Incorrect results when using cublas matrix multiplication

EDIT:
///////////////////////////////
never mind, found the type error, was inconsistency transferring from GPU to CPU and one or two others
///////////////////////////////

Probably a very simple mistake but I’ve just started with cublas so can’t see it. I’m getting the wrong results when I run this code:

#include
#include
#include “cublas_v2.h”
#include <cuda_runtime.h>

using namespace std;

template void printMatrix(int rowCount, int colCount, const T* matrix) {
for (int i=0;i<rowCount;i++) {
for (int j=0;j<colCount;j++) {
cout << matrix[j*colCount+i] << “\t”;
}
cout << endl;
}
}

void gpu_blas_mmul(const float *A, const float *B, float *C, const int m, const int k, const int n) {
int lda=m,ldb=k,ldc=m;
const float alf = 1;
const float bet = 0;
const float *alpha = &alf;
const float *beta = &bet;

cublasHandle_t handle;
cublasCreate(&handle);

cublasSgemm(handle, CUBLAS_OP_N, CUBLAS_OP_N, m, n, k, alpha, A, lda, B, ldb, beta, C, ldc);

cublasDestroy(handle);

}

void gpu_blas_mmul2(const double *A, const double *B, double *C, const int m, const int k, const int n) {
int lda=m,ldb=k,ldc=m;
const double alf = 1, bet = 0;
const double *beta = &bet, *alpha = &alf;

cublasHandle_t handle;
cublasCreate(&handle);

cublasDgemm(handle, CUBLAS_OP_N, CUBLAS_OP_N, m, n, k, alpha, A, lda, B, ldb, beta, C, ldc);

cublasDestroy(handle);

}

int main() {
// Allocate 3 arrays on CPU
int nr_rows_A, nr_cols_A, nr_rows_B, nr_cols_B, nr_rows_C, nr_cols_C;

// Using 2x2 square arrays
nr_rows_A = nr_cols_A = nr_rows_B = nr_cols_B = nr_rows_C = nr_cols_C = 2;
float h_C[4];

// Allocate 3 arrays on GPU
double *d_A, *d_B, *d_C;
cudaMalloc(&d_A,nr_rows_A * nr_cols_A * sizeof(float));
cudaMalloc(&d_B,nr_rows_B * nr_cols_B * sizeof(float));
cudaMalloc(&d_C,nr_rows_C * nr_cols_C * sizeof(float));

// Fill host arrays and move to device
//float h_A[] = {3,1,2,4};
//float h_B[] = {1,0,0,1};

double h_A[] = {3,1,2,4};
double h_B[] = {1,0,0,1};

cout << "Matrix A:\n";
printMatrix(2,2,h_A);
cout << "Matrix B:\n";
printMatrix(2,2,h_B);

cudaMemcpy(d_A,h_A,4*sizeof(float),cudaMemcpyHostToDevice);
cudaMemcpy(d_B,h_B,4*sizeof(float),cudaMemcpyHostToDevice);

// Multiply A and B on GPU
gpu_blas_mmul2(d_A, d_B, d_C, nr_rows_A, nr_cols_A, nr_cols_B);

// Copy (and print) the result on host memory
cudaMemcpy(h_C,d_C,nr_rows_C * nr_cols_C * sizeof(float),cudaMemcpyDeviceToHost);

cout << "Matrix C:\n";
printMatrix(nr_rows_C, nr_cols_C, h_C);

//Free GPU memory
cudaFree(d_A);
cudaFree(d_B);
cudaFree(d_C);

return 0;

}

I compile it with
“nvcc code.cu -lcublas”
and it compiles without error. When I run it, it prints out:

CUBLAS initialization success…
Matrix A:
3 2
1 4
Matrix B:
1 0
0 1
Matrix C:
-nan -nan
-nan -nan
Application completed, cleaning up and exiting…

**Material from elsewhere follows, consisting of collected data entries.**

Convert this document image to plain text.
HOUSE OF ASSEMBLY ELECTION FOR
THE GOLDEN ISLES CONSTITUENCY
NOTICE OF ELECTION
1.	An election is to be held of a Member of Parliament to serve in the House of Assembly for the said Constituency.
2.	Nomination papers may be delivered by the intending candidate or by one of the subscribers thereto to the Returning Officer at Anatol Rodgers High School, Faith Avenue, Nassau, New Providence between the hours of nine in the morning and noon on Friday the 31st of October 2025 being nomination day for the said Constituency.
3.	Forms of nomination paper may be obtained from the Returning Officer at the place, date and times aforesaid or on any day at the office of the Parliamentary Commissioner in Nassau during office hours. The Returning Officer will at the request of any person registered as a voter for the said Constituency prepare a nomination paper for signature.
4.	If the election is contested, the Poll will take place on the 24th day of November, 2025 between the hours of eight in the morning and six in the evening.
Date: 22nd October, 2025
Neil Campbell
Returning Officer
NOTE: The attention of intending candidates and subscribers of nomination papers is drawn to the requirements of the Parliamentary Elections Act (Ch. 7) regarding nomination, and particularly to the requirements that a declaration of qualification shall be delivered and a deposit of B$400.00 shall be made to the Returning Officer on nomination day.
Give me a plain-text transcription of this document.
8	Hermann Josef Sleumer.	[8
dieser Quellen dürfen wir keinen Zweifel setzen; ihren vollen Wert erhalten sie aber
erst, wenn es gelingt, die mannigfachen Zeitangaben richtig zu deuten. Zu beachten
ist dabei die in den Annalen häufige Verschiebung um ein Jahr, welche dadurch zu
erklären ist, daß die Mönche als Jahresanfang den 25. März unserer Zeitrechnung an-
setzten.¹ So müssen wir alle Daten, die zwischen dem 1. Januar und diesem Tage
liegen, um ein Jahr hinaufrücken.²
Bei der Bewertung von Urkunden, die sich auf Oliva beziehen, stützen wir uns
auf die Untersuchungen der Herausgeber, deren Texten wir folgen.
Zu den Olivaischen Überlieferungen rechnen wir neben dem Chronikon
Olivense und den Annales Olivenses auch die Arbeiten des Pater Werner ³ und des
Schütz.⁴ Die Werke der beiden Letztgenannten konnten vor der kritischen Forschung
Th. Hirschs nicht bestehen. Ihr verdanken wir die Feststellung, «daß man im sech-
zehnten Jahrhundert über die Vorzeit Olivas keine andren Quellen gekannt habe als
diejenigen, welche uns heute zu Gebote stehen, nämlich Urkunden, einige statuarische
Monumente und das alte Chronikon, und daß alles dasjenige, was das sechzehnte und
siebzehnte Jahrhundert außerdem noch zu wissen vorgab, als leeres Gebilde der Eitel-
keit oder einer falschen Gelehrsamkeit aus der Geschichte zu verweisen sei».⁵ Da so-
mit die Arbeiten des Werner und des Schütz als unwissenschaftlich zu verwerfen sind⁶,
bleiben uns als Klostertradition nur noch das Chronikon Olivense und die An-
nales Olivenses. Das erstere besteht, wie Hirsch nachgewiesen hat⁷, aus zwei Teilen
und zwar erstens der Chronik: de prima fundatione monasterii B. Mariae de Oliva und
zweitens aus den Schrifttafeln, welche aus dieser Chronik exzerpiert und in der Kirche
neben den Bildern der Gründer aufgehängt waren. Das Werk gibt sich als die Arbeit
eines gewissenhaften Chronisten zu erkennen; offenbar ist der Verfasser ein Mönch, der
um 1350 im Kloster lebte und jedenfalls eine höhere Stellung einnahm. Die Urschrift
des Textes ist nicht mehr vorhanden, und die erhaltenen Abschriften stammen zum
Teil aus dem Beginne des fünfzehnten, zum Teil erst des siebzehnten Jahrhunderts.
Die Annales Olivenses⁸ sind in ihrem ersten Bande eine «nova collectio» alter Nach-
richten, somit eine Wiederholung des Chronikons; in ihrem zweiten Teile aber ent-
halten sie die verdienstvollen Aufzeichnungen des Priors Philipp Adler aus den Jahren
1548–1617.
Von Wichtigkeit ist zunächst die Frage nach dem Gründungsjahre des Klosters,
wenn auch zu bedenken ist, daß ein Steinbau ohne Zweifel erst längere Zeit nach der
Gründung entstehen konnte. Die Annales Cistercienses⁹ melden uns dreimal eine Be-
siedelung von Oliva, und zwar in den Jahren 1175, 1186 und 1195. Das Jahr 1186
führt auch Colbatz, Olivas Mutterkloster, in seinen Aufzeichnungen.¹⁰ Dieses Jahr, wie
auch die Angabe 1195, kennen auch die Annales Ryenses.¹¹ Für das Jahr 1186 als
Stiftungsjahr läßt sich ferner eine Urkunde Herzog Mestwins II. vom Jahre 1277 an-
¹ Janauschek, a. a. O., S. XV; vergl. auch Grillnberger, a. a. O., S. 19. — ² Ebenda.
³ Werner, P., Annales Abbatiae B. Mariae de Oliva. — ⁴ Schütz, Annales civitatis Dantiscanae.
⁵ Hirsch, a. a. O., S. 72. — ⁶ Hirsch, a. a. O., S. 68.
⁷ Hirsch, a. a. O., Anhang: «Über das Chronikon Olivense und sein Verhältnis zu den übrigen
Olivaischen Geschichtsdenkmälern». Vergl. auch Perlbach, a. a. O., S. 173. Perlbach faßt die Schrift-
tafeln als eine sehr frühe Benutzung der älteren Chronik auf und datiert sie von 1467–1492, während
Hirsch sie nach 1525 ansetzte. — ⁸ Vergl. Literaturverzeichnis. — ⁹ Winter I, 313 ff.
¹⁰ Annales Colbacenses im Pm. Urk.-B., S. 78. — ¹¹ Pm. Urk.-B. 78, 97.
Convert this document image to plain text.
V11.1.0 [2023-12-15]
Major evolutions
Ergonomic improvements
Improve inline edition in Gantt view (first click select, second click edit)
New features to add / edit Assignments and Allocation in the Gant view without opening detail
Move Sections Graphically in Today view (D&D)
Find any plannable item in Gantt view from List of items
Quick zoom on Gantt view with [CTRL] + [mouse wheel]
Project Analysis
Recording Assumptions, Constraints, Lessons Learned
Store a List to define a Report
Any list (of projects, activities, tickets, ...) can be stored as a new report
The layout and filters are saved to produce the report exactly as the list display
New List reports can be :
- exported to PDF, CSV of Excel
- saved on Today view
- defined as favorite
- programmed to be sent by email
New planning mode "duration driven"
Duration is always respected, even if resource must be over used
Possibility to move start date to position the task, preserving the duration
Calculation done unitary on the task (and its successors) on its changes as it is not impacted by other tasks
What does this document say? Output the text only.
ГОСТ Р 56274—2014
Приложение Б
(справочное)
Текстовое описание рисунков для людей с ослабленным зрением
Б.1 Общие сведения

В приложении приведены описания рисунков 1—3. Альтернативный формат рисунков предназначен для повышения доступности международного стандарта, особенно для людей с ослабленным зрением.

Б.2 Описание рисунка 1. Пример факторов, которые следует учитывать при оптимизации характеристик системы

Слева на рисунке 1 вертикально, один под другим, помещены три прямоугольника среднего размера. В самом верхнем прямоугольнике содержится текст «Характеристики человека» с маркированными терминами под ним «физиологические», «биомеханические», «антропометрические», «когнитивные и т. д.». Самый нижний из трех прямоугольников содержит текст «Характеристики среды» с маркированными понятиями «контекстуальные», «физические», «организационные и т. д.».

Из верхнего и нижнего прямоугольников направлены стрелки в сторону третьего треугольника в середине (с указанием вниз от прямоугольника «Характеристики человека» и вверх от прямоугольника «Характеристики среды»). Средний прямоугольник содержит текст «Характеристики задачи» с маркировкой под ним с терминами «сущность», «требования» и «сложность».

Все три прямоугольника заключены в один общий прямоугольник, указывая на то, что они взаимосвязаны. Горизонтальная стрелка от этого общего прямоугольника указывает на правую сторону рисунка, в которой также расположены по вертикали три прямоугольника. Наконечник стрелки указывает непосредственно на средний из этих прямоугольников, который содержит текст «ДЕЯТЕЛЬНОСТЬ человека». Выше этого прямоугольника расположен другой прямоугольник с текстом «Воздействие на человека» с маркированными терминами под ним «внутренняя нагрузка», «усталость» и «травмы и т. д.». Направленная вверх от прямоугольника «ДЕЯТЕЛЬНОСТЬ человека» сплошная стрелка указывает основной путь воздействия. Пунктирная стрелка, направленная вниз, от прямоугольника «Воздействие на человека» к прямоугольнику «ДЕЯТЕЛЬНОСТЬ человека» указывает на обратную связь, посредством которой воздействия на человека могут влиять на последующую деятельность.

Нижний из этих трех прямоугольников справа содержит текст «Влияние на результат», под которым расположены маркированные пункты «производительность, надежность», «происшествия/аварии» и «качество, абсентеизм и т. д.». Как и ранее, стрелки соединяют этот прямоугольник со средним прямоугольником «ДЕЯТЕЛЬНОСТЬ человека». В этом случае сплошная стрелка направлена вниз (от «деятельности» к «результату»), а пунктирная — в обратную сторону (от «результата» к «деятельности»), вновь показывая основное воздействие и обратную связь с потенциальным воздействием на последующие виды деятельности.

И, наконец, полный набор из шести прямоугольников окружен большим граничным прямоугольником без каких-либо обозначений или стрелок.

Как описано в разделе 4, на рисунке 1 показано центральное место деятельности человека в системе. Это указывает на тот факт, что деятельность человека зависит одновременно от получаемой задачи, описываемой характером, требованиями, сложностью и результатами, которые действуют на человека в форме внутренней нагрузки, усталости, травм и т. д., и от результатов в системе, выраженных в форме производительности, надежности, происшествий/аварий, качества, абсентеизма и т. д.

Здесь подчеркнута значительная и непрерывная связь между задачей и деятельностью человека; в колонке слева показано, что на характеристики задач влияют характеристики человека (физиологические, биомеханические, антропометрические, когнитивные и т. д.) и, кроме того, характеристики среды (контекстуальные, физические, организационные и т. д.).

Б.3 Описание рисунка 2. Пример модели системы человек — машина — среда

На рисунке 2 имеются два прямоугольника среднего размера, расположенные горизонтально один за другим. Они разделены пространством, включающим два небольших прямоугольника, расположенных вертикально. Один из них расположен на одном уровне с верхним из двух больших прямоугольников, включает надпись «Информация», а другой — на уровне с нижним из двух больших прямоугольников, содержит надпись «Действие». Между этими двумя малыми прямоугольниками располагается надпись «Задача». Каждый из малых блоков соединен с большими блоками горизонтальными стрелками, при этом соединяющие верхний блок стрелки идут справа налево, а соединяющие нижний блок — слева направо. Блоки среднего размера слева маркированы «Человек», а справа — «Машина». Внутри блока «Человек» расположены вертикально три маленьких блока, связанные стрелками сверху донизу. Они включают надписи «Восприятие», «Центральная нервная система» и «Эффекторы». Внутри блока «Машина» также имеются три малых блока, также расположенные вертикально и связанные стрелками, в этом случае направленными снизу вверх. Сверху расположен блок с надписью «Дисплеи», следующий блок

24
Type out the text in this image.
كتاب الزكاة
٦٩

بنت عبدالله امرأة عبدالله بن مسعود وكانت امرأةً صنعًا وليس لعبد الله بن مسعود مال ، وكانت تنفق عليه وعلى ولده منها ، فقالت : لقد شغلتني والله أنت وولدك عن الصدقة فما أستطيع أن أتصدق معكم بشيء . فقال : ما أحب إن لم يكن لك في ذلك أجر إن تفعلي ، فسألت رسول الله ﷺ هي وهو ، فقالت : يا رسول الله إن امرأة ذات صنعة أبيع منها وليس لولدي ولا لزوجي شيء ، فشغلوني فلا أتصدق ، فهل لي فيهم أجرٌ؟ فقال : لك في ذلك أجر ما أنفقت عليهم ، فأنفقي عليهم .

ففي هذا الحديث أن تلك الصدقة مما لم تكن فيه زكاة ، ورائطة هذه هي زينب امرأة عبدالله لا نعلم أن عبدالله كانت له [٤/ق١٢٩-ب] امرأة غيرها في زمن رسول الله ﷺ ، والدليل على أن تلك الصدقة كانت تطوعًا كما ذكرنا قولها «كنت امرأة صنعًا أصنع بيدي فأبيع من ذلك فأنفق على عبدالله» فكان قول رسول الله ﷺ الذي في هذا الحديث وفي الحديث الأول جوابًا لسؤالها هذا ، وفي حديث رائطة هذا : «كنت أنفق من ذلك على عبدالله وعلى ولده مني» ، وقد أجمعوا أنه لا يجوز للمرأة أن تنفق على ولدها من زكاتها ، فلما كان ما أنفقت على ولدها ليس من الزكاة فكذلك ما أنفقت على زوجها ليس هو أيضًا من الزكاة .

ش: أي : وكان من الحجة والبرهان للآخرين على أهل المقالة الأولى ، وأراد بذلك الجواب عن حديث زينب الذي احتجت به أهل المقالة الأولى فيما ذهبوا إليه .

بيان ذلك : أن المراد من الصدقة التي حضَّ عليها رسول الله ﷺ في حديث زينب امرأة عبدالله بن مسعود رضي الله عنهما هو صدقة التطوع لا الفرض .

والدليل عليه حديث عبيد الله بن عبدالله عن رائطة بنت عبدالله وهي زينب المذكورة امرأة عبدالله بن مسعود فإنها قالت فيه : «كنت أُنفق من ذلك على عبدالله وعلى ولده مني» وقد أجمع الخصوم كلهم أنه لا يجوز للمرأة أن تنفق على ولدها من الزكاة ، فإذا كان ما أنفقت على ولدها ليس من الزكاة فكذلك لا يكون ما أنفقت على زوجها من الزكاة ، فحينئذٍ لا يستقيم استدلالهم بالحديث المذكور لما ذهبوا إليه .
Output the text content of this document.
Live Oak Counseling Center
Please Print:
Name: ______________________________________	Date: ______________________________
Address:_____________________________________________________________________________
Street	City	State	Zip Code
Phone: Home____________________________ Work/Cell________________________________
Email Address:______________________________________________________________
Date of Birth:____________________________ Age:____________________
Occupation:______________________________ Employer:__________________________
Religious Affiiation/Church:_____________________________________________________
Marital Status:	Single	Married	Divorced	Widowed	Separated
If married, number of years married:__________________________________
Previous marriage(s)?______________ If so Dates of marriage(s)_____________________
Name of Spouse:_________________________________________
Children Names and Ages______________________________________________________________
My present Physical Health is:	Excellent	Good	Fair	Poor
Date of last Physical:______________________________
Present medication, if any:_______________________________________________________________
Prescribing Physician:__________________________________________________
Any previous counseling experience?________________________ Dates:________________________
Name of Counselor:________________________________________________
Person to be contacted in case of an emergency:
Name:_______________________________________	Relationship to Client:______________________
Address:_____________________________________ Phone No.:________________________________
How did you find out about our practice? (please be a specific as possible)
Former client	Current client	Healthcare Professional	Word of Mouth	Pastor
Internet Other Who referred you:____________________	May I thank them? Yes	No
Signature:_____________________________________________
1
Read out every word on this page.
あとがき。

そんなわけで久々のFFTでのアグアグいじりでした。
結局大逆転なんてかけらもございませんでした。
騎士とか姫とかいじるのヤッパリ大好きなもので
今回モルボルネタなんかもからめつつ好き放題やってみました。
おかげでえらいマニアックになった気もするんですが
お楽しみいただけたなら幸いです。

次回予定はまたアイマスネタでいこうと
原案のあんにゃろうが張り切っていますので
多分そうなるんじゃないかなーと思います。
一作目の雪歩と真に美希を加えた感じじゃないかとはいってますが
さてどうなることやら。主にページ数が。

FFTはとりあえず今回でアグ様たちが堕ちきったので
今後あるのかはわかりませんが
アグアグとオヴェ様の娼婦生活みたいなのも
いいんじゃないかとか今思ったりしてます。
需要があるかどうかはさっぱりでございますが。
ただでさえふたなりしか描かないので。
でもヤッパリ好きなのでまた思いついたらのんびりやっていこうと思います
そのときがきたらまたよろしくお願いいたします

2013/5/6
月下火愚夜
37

which wasn’t what I was expecting. Can anyone see what is wrong? It should just be a basic matrix multiplication. If I alter the comments so the matrices are floats instead and use gpu_blas_mmul instead of gpu_blas_mmul2, I get the correct output so it must be something to do with a type error somewhere…

Any help appreciated. Thanks

First of all, check the return value of every CUDA API call and every CUBLAS call.

It’s also a good idea to run codes with cuda-memcheck.

Anyway, you have an insidious typo here:

cudaMalloc((void**)&dev_C,4&sizeof(double));
                           ^

That second ampersand should be an asterisk, like so:

cudaMalloc((void**)&dev_C,4*sizeof(double));

You should also change every instance of sizeof(double) to sizeof(float) since you are using float variables here.